Gardening guides suggest that many shrubs require pruning in early spring. Again this is subjective, depending on where you are in the country. And how you define spring.
But lots of trees need attention while the sap is not rising, including Apples. And many shrubs are preferably pruned while dormant. Rejuvenation pruning, where hard pruning back is required after a period of overgrowth or neglect, is best done between November and March. That fits with the majority of definitions of “before spring”.
Examples include Berberis, coloured stem Dogwood, Spiraea, Deutzia
Fuchsia, Corylus, Leycesteria, Philadelphus, Cotinus and Salix.
The only plants that cannot be pruned hard are conifers. These are mostly unable to regrow from old wood.
Deciduous hedges should also be pared back now. This is the ideal time to cut back those hedges that have become ever wider. Prune back to a stouter more rigid frame, so the bush can present a softer more manageable face. This will need trimming as new growth gets to two – three buds. And it should be cut to form an upward slant from a slightly wider base. This slanting or “batter” enables light to reach the bottom, allowing more even growth.
Doing this gardening in winter should leave more time for the spring essentials, like clearing ornamental grasses, and dead heading day lillies; things that cannot be done at any other time.

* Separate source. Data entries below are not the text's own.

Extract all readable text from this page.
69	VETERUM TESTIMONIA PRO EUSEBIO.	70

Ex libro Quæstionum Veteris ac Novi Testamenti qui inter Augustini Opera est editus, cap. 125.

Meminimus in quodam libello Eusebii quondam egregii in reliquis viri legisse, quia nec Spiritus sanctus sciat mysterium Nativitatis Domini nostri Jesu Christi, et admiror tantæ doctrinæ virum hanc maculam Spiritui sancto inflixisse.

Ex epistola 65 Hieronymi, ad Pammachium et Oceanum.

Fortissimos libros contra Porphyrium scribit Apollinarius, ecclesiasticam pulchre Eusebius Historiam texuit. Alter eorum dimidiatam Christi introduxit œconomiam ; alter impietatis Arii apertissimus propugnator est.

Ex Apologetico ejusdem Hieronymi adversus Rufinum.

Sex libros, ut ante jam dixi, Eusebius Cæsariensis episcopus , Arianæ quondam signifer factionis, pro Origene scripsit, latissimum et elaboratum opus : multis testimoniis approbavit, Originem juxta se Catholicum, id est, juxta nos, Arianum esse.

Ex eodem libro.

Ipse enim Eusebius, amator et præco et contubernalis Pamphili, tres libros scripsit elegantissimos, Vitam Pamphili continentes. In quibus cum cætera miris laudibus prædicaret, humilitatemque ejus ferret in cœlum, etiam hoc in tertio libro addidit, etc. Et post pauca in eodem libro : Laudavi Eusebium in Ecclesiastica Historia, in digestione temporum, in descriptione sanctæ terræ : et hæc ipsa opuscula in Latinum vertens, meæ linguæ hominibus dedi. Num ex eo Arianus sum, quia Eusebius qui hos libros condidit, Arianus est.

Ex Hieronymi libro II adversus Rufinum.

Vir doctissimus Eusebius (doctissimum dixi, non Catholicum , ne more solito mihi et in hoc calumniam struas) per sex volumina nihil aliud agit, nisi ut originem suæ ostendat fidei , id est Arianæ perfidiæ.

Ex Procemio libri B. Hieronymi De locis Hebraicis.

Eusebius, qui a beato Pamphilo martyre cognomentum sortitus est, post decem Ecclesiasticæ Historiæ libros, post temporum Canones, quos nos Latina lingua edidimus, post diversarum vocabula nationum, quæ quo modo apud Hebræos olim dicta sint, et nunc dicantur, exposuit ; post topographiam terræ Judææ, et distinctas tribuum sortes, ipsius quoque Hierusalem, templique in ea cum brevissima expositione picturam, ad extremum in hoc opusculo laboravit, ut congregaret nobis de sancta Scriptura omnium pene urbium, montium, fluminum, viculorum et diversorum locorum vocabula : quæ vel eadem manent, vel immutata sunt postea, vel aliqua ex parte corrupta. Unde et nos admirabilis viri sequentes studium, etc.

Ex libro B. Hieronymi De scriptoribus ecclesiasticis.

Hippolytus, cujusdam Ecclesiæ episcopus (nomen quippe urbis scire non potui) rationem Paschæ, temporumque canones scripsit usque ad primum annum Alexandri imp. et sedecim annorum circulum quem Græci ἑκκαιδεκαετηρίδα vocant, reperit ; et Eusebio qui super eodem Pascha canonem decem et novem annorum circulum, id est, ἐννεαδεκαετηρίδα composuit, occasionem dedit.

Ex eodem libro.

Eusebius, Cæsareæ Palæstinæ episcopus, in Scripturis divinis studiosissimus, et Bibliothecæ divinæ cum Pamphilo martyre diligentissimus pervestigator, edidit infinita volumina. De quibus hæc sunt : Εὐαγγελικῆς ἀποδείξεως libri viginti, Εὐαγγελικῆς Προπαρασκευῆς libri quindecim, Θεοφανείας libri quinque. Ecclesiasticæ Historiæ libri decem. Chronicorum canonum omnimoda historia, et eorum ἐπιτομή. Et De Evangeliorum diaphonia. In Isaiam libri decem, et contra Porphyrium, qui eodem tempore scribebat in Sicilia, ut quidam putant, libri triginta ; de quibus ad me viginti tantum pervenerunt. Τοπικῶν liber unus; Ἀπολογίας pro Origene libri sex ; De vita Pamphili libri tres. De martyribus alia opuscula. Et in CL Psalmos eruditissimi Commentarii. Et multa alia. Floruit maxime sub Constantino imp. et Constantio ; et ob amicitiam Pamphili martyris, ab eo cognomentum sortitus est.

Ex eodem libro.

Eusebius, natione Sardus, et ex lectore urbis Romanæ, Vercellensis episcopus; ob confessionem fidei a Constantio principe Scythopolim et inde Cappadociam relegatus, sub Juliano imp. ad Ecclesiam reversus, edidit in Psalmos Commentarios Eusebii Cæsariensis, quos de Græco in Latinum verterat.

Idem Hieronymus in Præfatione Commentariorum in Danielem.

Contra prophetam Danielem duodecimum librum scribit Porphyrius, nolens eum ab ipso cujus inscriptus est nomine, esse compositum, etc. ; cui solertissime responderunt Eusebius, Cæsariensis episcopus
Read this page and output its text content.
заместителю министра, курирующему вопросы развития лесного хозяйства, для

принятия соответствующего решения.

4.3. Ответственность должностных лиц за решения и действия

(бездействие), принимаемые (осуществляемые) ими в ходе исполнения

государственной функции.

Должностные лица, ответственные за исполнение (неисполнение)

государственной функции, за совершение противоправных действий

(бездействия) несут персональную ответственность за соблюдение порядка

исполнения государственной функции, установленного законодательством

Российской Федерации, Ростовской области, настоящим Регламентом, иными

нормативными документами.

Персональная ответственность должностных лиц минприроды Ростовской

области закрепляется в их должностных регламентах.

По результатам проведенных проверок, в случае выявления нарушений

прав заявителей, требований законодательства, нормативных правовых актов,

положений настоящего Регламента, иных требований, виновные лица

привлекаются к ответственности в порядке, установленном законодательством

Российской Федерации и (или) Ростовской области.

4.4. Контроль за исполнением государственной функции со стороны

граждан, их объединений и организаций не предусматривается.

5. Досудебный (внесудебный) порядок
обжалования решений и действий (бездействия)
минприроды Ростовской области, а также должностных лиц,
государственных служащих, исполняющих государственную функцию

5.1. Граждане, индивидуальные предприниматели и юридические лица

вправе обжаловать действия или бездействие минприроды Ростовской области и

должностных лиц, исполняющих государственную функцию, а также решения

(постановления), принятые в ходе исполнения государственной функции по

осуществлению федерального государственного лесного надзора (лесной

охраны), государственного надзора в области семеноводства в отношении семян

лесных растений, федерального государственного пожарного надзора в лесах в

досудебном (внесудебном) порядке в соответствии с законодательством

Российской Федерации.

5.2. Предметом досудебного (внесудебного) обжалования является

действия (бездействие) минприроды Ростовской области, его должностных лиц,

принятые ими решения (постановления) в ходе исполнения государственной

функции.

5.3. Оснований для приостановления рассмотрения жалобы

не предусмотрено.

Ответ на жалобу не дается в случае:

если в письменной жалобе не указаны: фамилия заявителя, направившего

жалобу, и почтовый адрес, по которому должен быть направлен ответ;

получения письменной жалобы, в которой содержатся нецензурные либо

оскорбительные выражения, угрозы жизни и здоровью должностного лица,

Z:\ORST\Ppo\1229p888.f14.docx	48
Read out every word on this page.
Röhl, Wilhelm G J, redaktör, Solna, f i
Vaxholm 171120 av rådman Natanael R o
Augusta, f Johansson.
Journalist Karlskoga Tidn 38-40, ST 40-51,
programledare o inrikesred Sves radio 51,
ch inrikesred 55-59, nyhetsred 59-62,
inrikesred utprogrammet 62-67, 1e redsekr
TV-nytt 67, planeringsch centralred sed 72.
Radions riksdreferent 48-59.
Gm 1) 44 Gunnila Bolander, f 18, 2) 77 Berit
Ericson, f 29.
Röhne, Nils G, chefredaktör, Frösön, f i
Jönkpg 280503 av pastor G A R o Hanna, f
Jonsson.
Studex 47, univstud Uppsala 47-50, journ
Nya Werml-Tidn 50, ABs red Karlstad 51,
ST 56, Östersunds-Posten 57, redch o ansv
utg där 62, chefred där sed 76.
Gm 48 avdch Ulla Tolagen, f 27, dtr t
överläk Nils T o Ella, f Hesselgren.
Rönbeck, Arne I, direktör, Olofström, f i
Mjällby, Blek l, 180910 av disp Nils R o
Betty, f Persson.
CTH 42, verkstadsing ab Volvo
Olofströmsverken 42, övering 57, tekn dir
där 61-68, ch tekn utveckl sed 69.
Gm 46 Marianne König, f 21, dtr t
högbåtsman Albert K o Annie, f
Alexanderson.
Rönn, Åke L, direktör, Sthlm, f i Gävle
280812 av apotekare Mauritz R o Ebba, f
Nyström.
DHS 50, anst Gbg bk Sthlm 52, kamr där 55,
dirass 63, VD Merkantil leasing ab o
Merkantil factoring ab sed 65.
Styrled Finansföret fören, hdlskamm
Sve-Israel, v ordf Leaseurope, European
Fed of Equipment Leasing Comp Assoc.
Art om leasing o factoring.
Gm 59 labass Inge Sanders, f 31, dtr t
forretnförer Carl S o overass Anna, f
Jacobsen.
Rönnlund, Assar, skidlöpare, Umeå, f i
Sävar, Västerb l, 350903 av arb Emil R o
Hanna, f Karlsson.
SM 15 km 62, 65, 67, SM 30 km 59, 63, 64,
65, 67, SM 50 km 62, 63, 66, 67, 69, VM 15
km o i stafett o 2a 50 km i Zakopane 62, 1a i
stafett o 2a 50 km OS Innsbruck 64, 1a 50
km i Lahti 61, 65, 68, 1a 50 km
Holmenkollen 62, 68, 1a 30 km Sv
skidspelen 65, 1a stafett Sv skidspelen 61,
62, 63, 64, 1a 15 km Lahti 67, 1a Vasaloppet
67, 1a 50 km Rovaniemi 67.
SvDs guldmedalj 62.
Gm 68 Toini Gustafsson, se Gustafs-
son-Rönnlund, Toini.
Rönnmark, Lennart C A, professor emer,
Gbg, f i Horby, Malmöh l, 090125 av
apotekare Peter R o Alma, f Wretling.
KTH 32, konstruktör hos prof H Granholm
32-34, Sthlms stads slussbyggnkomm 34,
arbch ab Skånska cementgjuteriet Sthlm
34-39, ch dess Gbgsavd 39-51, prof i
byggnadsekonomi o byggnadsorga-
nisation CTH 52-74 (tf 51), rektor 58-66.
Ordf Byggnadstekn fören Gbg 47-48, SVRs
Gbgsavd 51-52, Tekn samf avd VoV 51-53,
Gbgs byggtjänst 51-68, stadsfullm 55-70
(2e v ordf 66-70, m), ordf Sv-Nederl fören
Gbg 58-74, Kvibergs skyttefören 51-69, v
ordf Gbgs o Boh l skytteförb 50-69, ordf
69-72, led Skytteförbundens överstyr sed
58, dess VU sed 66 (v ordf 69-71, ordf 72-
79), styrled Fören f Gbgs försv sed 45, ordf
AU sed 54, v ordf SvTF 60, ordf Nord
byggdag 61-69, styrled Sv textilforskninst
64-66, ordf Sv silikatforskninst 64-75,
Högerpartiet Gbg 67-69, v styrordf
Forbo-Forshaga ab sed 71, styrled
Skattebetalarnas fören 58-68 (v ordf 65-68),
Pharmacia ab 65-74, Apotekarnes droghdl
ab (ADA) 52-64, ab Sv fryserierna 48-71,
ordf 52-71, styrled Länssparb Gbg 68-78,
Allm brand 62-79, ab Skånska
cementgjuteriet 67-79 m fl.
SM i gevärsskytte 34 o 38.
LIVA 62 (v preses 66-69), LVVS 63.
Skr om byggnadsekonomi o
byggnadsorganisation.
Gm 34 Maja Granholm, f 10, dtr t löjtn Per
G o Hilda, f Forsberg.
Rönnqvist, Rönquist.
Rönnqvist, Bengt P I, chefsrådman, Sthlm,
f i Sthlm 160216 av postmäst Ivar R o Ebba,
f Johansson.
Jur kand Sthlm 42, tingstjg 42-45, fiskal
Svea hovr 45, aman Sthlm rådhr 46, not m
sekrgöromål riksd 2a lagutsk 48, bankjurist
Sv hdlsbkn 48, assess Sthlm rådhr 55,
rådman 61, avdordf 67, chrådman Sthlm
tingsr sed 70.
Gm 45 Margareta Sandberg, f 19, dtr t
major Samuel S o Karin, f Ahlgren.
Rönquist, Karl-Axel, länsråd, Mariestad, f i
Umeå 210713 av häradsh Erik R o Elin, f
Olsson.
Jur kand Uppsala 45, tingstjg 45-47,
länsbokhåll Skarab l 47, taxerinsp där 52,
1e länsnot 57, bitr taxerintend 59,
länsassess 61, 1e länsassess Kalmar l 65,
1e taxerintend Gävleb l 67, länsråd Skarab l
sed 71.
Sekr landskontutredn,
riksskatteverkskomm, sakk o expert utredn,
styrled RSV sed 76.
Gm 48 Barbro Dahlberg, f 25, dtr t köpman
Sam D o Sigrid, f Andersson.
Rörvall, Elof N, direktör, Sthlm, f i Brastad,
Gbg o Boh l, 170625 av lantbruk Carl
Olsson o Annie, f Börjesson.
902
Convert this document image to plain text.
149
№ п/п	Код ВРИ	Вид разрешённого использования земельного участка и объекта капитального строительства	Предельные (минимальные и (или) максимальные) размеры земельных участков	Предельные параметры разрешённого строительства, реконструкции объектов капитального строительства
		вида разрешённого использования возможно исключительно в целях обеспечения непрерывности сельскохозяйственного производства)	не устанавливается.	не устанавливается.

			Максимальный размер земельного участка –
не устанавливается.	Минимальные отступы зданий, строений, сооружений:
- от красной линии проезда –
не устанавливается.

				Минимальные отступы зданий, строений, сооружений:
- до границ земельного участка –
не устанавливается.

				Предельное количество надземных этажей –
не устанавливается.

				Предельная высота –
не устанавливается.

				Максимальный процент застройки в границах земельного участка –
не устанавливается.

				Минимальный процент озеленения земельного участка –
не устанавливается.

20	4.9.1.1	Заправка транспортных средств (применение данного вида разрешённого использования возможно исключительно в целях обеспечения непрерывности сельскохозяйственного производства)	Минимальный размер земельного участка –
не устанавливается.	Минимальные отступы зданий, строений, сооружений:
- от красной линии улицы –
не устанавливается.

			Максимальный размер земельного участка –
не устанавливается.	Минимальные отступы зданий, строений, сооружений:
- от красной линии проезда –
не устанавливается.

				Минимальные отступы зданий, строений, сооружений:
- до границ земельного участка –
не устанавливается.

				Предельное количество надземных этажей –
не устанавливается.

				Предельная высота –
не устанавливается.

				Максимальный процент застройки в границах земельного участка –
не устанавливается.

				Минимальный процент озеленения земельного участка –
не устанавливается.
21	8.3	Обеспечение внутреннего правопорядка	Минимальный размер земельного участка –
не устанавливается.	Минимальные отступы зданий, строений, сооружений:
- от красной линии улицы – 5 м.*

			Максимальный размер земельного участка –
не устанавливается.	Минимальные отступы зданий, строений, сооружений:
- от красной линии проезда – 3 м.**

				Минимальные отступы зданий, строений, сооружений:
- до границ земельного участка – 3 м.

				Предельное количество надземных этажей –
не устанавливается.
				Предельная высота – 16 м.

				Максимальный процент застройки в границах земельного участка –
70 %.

Restorative or maintenance pruning in winter is done at the expense of future flowering of the shrub, so you could lose some of this year’s flowering. With large shrubs or hedges do it gradually, allowing the chance for recovery. Shrubs should be reduced in stages over two years, and hedges one side at a time, and the height at another time to the sides.
A good feed and mulch will help the plants recover.
Attending to the hedge sides separately means that it still maintains some integrity. When the side cut back in winter has recovered fully, the other side can then be reduced. This may be the following autumn. Otherwise wait until the gaps have filled in.
I have an overgrown elaeagnus that has a few leaves on the very outside of a large empty space. I don’t like it as a hedging plant; it not dense enough. So I am going to cut the outside face back hard.
Hopefully it will become dense enough to work as a hedge for both privacy and security. If not I will replace it completely.